Wednesday, March 26, 2014

Ch 1, Pg 5 - The Greyhound Bus

I've been organizing everything for my trip lately, it may not be as easy as I was planning. My greatest obstacle is money, which really isn't that bad because I just have to wait to get my monthly check in a few days. If I had the money right now I could be on the road already. For me, waiting has always been difficult.

As far as a ride, that seems easier than I thought it would be. I've contacted several people on Craigslist's rideshare section, apparently finding someone going to or through Las Vegas from Portland should be no problem. Initially I was worried because at first glance there were no rides directly to Vegas, it would have sucked to have to organize connecting rides.

Regardless if I find a ride or not, once I get my check I can always buy a bus ticket. I'd rather not though, riding the bus sucks.

The "Dirty Dog", also known as The Greyhound Bus can present many experiences both good and bad. I've rode that bus from New York to El Paso, from El Paso to Portland... The longest bus trip I've taken was from Portland, Oregon to Tampa, Florida, the entire diagonal of the United States.

Even though we're not supposed to, I drink liquor on the bus. To disguise it I buy a handle of vodka and pour it into a gallon water jug, almost filling it. I actually drink vodka straight out of the bottle right in front of Greyhound employees and station guards. When I make friends on the bus, which can be pretty easy with a gallon of vodka, we'll pass the clear plastic jug around and get lit.

Besides the fun that can be had riding the bus, it can be the most uncomfortable experience. There can be some assholes on the bus sometimes, and the driver is always grumpy and bossy. I can't stand when the driver gets on the PA as we're leaving the station and starts going over the rules of the bus. I understand the rules must be discussed for the new travelers, but the bus driver has to always make some big long aggravating speech about the rules.

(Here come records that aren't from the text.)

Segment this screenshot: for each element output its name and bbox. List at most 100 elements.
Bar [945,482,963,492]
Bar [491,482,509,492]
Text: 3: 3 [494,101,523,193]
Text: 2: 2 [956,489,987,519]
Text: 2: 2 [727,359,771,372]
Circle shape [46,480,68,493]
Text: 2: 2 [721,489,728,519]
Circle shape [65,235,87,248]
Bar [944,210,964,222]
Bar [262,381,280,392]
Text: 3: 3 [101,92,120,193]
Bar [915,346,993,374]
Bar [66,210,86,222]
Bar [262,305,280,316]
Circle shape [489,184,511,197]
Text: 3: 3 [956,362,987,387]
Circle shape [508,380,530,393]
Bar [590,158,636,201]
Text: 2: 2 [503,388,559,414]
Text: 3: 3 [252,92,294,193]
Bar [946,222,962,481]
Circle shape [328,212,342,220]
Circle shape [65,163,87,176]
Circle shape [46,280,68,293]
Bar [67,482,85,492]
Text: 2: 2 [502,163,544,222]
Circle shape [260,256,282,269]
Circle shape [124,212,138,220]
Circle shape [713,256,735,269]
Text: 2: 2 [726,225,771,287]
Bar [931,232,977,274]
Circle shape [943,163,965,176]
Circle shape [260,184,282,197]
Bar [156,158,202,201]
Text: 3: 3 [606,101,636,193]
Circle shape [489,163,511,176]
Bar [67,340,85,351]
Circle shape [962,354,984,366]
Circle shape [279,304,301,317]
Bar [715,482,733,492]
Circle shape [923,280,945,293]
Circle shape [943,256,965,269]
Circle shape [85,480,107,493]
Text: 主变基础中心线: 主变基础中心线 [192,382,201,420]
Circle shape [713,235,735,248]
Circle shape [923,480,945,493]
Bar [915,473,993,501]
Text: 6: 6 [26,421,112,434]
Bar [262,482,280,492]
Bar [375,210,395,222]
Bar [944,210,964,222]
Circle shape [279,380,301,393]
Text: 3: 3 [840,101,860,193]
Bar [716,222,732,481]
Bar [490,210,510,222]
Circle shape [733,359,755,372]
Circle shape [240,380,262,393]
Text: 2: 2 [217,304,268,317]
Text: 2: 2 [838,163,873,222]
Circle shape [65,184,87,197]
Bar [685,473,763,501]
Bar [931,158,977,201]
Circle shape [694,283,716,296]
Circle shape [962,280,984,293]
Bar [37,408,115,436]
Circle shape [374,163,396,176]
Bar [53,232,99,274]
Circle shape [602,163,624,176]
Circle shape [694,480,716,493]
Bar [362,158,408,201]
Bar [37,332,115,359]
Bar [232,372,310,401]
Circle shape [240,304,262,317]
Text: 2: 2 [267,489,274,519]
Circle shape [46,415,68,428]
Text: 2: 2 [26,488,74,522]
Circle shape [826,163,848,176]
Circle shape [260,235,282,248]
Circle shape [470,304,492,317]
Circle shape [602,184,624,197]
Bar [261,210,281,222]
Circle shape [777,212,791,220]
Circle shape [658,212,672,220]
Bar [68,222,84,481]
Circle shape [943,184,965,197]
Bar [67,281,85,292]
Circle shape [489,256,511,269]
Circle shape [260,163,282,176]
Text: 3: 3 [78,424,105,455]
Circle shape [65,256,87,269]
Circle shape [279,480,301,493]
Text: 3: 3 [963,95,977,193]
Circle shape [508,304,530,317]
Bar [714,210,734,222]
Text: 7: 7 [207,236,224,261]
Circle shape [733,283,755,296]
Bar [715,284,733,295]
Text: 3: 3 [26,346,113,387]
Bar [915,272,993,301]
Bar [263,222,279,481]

The rules of the bus are easy to learn and follow. They could easily be laid out in less than 3 minutes, stating each rule precisely and with pinpointing explanations why each rule exists.

But no, the bus driver doesn't do that. The driver will talk forever with over-explanations and personal reason behind each rule. I've been on a bus when the driver spoke about the rules for almost an hour. That was one of the most awful bus riding experiences I had to endure. This driver was a man, I would guess in is 50s. He was bossy and uptight with an annoying sounding voice, the combination of this power drunk's voice and attitude pissed me off. I can't stand authority figures that abuse their power.

Thankfully, the average bus driver's rules-rant only lasts about 15 minutes, which is bullshit when 3 minutes are enough.

The rules for Greyhound are:

1.No drinking alcohol (which I ignore)

2.No smoking anywhere on the bus, including the toilet.

3.No loud talking across the bus

4.No loud music or other mobile device sound.

5.Keep talk on the phone to a minimum and be quiet about it.

6.Pick up your trash after yourselves as a courtesy to others.

7.Don't talk to the driver while he's driving.

Simple. These rules, in my personal opinion, don't take fucking 15 minutes to go on and on about.

I hope I don't have to take the Dirty Dog when I leave for Las Vegas, but I absolutely will if I can't hook up with a rideshare when I'm paid.

In the meantime as I've been planning the trip, a lot has happened. Been to a couple of huge family parties celebrating the usual assortment of life milestones. One party I decided not to drink, others I got pretty drunk.

I just have to wait for my money to set this off, get on the road again.